In hindsight, it had been as if she’d been dating two different people. One minute he was charming, and the next, he was standoffish, cool, and reserved. She now knew it was Rick’s true personality overshadowing the character he was playing.
Jennifer had decided to break things off with Rick because he was a dick in reality, although he seemed nice.
Jennifer became suspicious of Rick when they returned from a drive in the country to discover someone had stolen the paintings he’d purchased from the gallery. She was shocked, but he waved it off as if it were nothing. He said he had insurance and that they were covered.
She was puzzled, they were well-known paintings, but she didn’t understand how anyone knew where the art was hanging. It was odd. Rick had called the police to report the theft and advise tha
t the artwork was the only thing stolen without even checking the rest of the mansion. Jennifer felt that he was taking things a little too calmly, considering someone had been inside his residence. He neglected to check where the thieves had gained entry, saying he didn’t want to disturb anything. Jennifer also frowned at the elaborate security system on the wall just inside the door. ‘Why hadn’t the alarm gone off?’ she’d wondered at the time.

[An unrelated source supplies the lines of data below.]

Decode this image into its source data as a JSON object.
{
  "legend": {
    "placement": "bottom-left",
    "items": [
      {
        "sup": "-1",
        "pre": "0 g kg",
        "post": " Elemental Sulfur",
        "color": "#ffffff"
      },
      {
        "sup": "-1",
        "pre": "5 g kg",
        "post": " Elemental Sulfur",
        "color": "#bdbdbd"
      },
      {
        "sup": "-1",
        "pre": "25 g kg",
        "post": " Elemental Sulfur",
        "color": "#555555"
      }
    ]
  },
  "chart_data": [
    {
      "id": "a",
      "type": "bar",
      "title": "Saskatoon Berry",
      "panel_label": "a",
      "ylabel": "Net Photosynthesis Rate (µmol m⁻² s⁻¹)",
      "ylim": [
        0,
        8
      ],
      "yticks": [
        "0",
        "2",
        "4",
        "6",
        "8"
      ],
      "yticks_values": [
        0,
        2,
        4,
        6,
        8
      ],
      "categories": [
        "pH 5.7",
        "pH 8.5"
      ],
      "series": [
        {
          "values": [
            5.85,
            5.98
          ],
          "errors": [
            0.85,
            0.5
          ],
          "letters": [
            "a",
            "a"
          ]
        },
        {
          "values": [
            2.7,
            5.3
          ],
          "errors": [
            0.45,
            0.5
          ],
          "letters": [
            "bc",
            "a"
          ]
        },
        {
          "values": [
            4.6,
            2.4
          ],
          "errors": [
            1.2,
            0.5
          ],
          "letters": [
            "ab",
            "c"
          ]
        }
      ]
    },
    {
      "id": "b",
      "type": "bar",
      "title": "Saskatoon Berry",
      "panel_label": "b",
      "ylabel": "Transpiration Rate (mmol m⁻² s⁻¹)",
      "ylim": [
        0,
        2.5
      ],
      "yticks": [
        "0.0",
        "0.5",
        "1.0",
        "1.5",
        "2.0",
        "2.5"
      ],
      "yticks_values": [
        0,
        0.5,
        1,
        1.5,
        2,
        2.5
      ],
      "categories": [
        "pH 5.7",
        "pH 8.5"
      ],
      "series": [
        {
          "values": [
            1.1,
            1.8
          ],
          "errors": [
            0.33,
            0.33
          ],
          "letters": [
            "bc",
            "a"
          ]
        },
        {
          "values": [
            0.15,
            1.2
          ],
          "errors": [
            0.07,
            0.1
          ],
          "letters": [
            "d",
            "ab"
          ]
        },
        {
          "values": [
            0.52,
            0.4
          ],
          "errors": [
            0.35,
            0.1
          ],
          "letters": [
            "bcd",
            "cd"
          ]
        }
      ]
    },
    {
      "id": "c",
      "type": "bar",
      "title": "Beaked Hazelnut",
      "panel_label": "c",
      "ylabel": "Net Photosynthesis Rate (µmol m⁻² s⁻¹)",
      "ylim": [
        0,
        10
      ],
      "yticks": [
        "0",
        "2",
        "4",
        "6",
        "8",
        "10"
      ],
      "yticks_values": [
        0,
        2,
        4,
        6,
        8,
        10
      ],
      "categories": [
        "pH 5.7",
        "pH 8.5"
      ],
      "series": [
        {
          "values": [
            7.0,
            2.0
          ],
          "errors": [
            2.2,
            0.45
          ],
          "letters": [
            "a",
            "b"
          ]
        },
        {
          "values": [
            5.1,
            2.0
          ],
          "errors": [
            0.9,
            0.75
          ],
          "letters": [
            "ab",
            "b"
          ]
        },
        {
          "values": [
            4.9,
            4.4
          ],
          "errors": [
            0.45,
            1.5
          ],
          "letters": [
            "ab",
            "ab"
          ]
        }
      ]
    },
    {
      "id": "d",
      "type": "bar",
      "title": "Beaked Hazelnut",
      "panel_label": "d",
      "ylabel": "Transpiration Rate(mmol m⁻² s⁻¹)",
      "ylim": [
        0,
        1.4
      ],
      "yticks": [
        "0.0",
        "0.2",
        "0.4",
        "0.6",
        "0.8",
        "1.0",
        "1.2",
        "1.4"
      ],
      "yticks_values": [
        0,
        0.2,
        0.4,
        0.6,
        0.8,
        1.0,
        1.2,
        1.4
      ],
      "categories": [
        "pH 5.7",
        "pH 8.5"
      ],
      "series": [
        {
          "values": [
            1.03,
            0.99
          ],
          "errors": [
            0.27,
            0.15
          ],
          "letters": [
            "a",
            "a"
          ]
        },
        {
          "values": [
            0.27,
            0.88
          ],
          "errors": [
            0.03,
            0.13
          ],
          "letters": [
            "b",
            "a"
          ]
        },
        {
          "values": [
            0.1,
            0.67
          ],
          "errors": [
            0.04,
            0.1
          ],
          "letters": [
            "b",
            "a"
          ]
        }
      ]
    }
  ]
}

Rick Aspley was smooth, but that just made him slippery. To Jennifer, it was just off, in a not normal kind of way. From that date on, he’d become weirder and weirder. He’d asked countless questions about the gallery. Sure it was an elite display of artworks, most with expensive price tags. Still, with the ability to buy art from around the world via the internet and have it shipped directly to your home address, she couldn’t understand his fascination for the one she worked at. Jennifer had excused herself to go to the ladies’ room only to turn back to collect her purse, the one that Rick had been busy looking through. He’d made excuses, but she wasn’t buying any of them. That was a contributing factor for why she decided not to see him again. He’d made things awkward by turning up on her doorstep unannounced and didn’t seem to be pleased by her rejections. He’d stopped at the gallery a handful of times but had only been making things more difficult. He’d even resorted to making a scene in front of visitors at the gallery; it couldn’t get any worse.
That meant that Rick’s inability to accept their breakup just made him look like an even bigger dick, which was another reason not to have a relationship with him.
The wind blew the rain onto the windscreen at an angle that made it impossible to see. Jennifer pulled off the side of the road and waited for the downpour to ease enough for her to continue safely. She still couldn’t believe she’d managed to get away without Rick’s knowledge. Staring at the rain as it pelted against the glass, she felt stunned by her discovery.